Venezia 72 - 11 minuti, la recensione
Cinema da anni '90, in cui la decostruzione delle storie è l'unico stimolo, 11 minuti gira totalmente a vuoto e cerca un senso con un finale a sorpresa
È un'idea vecchissima, il film che ha una particolare costruzione temporale e che afferma l'influenza involontaria che ognuno ha nelle vite degli altri, una trama che non è tale resa film dal suo essere presentata con questa decostruzione. Senza dire dell'intreccio finale (di una povertà immaginativa sconvolgente), Skolimowski realizza un film vuoto e riempito d'aria.

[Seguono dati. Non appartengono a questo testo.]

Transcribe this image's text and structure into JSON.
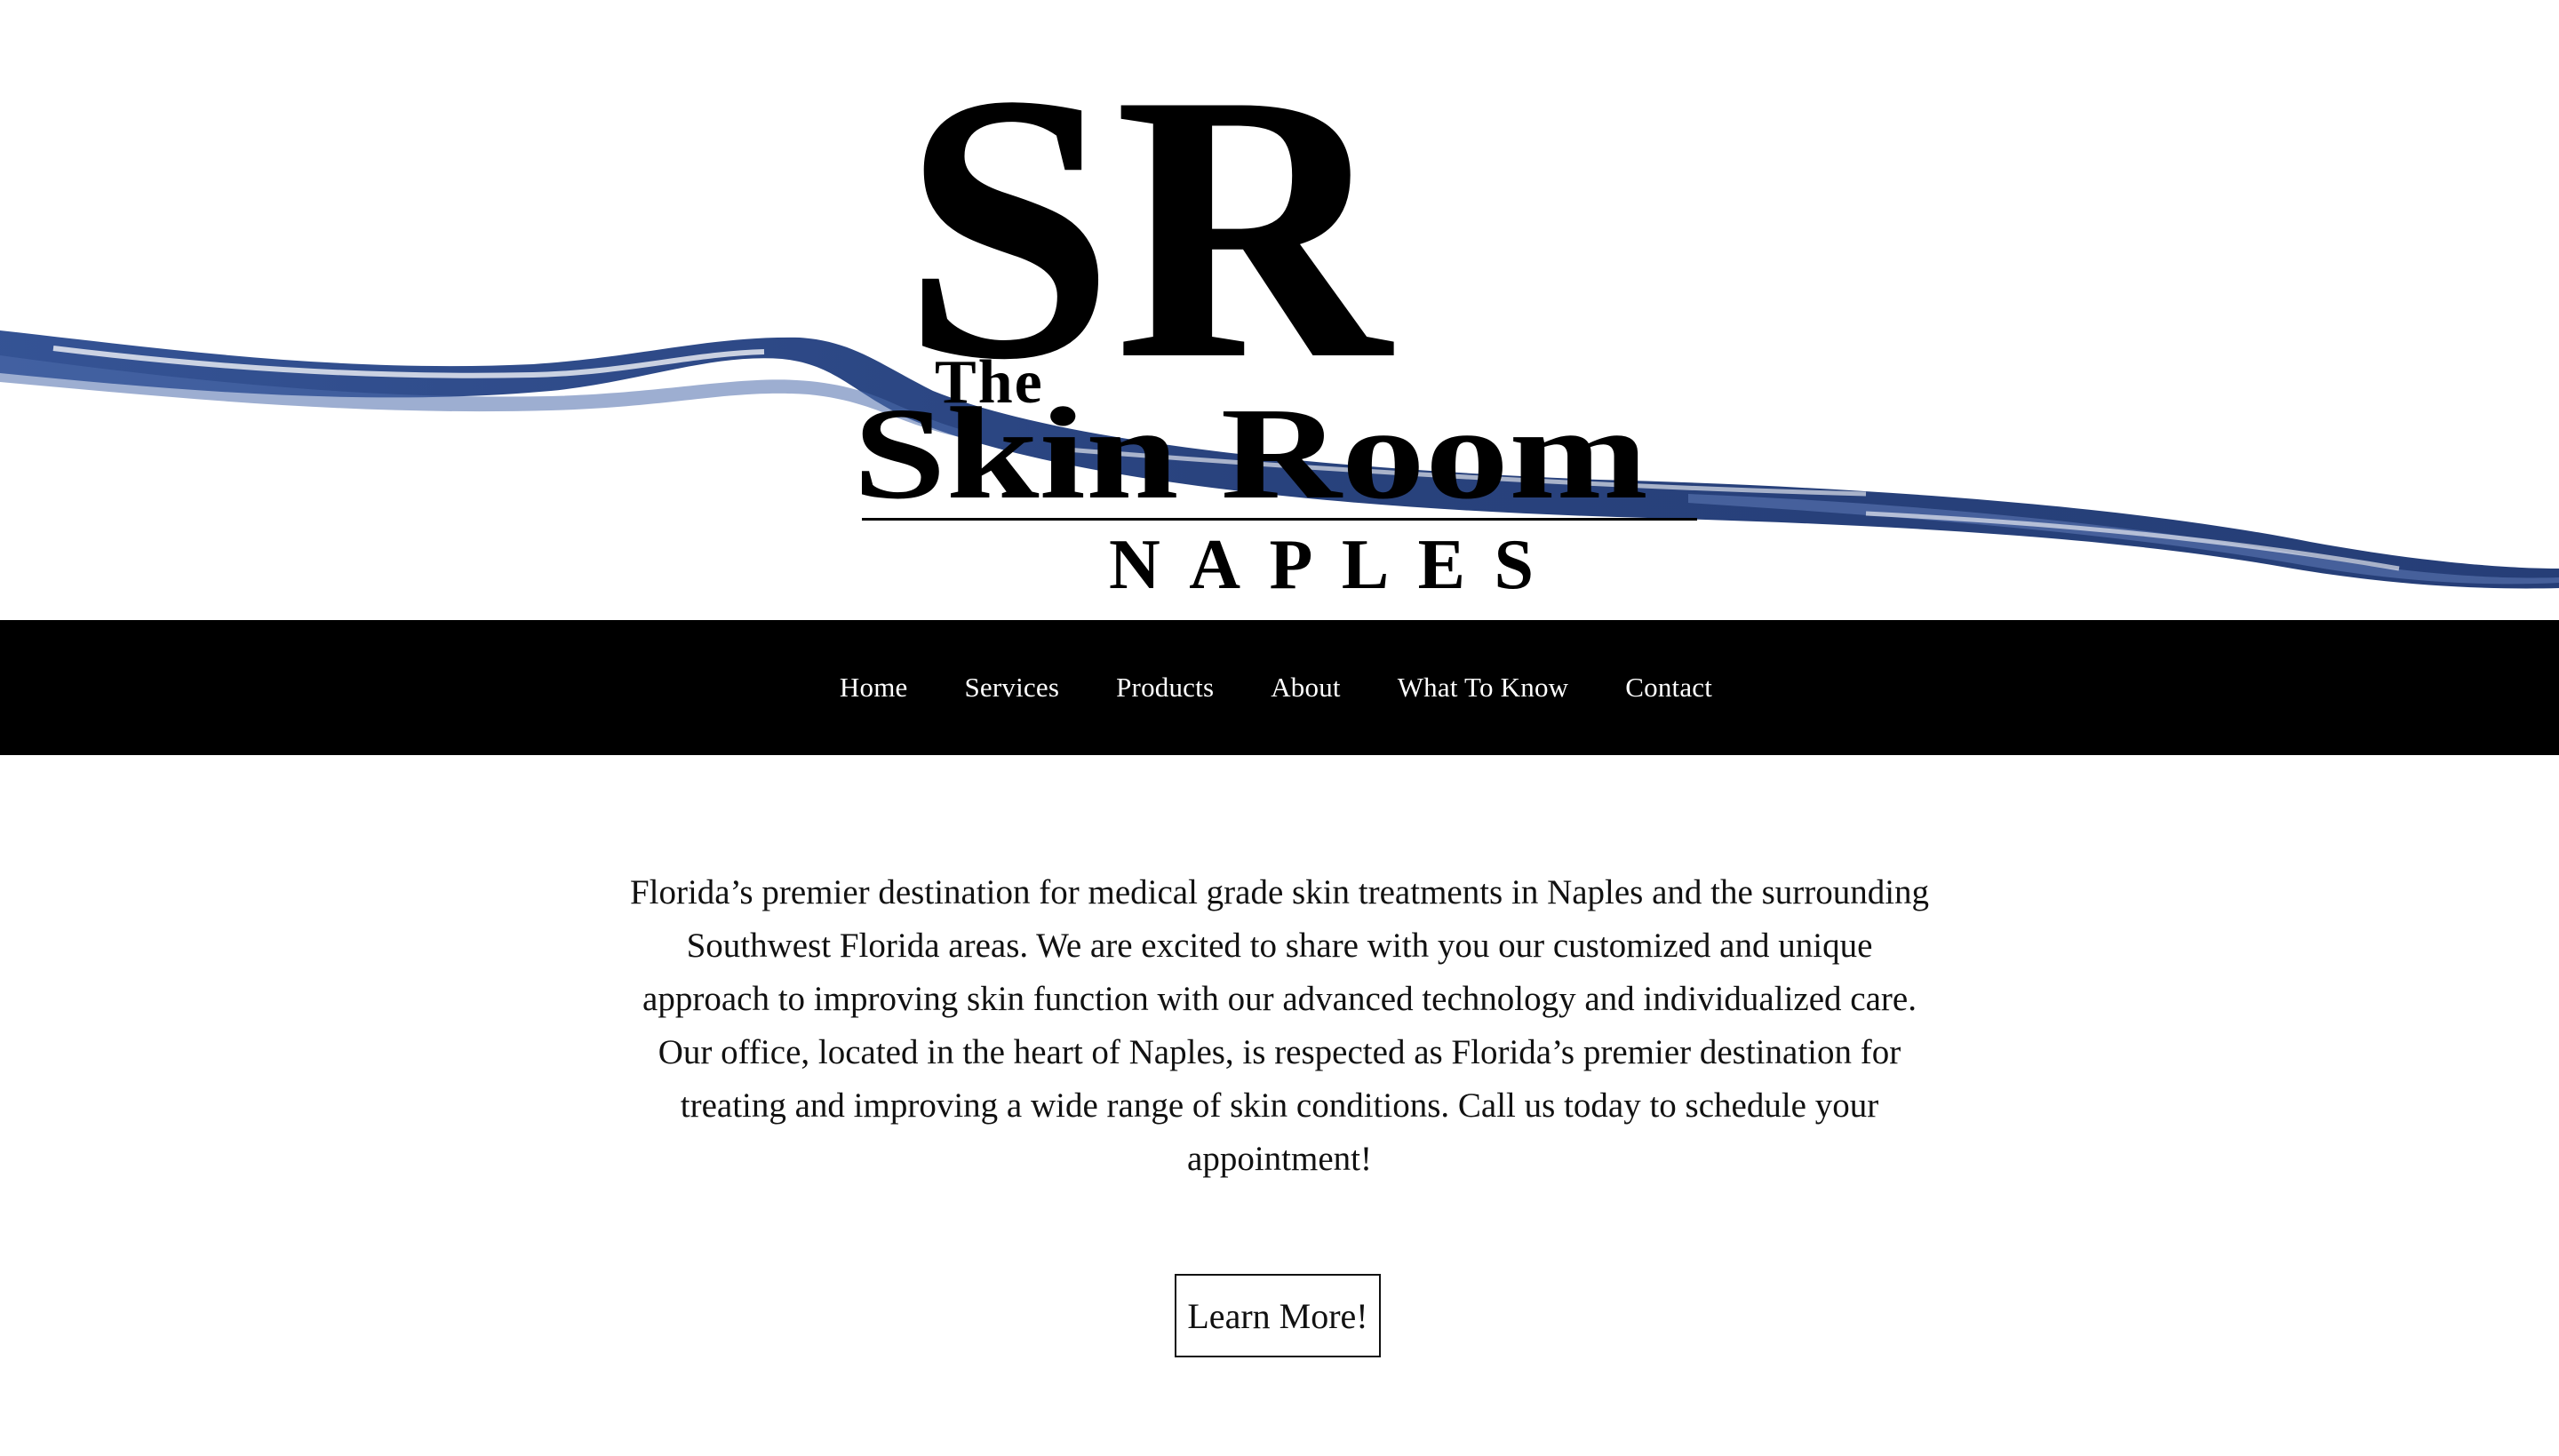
{
  "brand": {
    "monogram": "SR",
    "line_the": "The",
    "line_name": "Skin Room",
    "line_city": "NAPLES",
    "wave_color": "#1f3a7a"
  },
  "nav": {
    "items": [
      {
        "label": "Home"
      },
      {
        "label": "Services"
      },
      {
        "label": "Products"
      },
      {
        "label": "About"
      },
      {
        "label": "What To Know"
      },
      {
        "label": "Contact"
      }
    ]
  },
  "main": {
    "intro_text": "Florida’s premier destination for medical grade skin treatments in Naples and the surrounding Southwest Florida areas. We are excited to share with you our customized and unique approach to improving skin function with our advanced technology and individualized care. Our office, located in the heart of Naples, is respected as Florida’s premier destination for treating and improving a wide range of skin conditions. Call us today to schedule your appointment!",
    "cta_label": "Learn More!"
  }
}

Eppure questa costruzione non è niente se non artificio, sono carte mescolate per farle sembrare più animate di quel che non siano se viste in ordine, sono insostenibili bozzetti che un finale pretenzioso e pomposo vorrebbe elevare a paradigma. Con un rimedio drastico Skolimowski pretende di creare senso facendo in realtà solo sensazione e per giunta in extremis, senza aver costruito niente. Addirittura una metafora stantia come quella del pixel morto sullo schermo di un monitor di videosorveglianza alla fine avrà l'ultima inquadratura. Pietra tombale su qualsiasi possibilità di stimare, prendere sul serio o apprezza questo film d'aria fritta.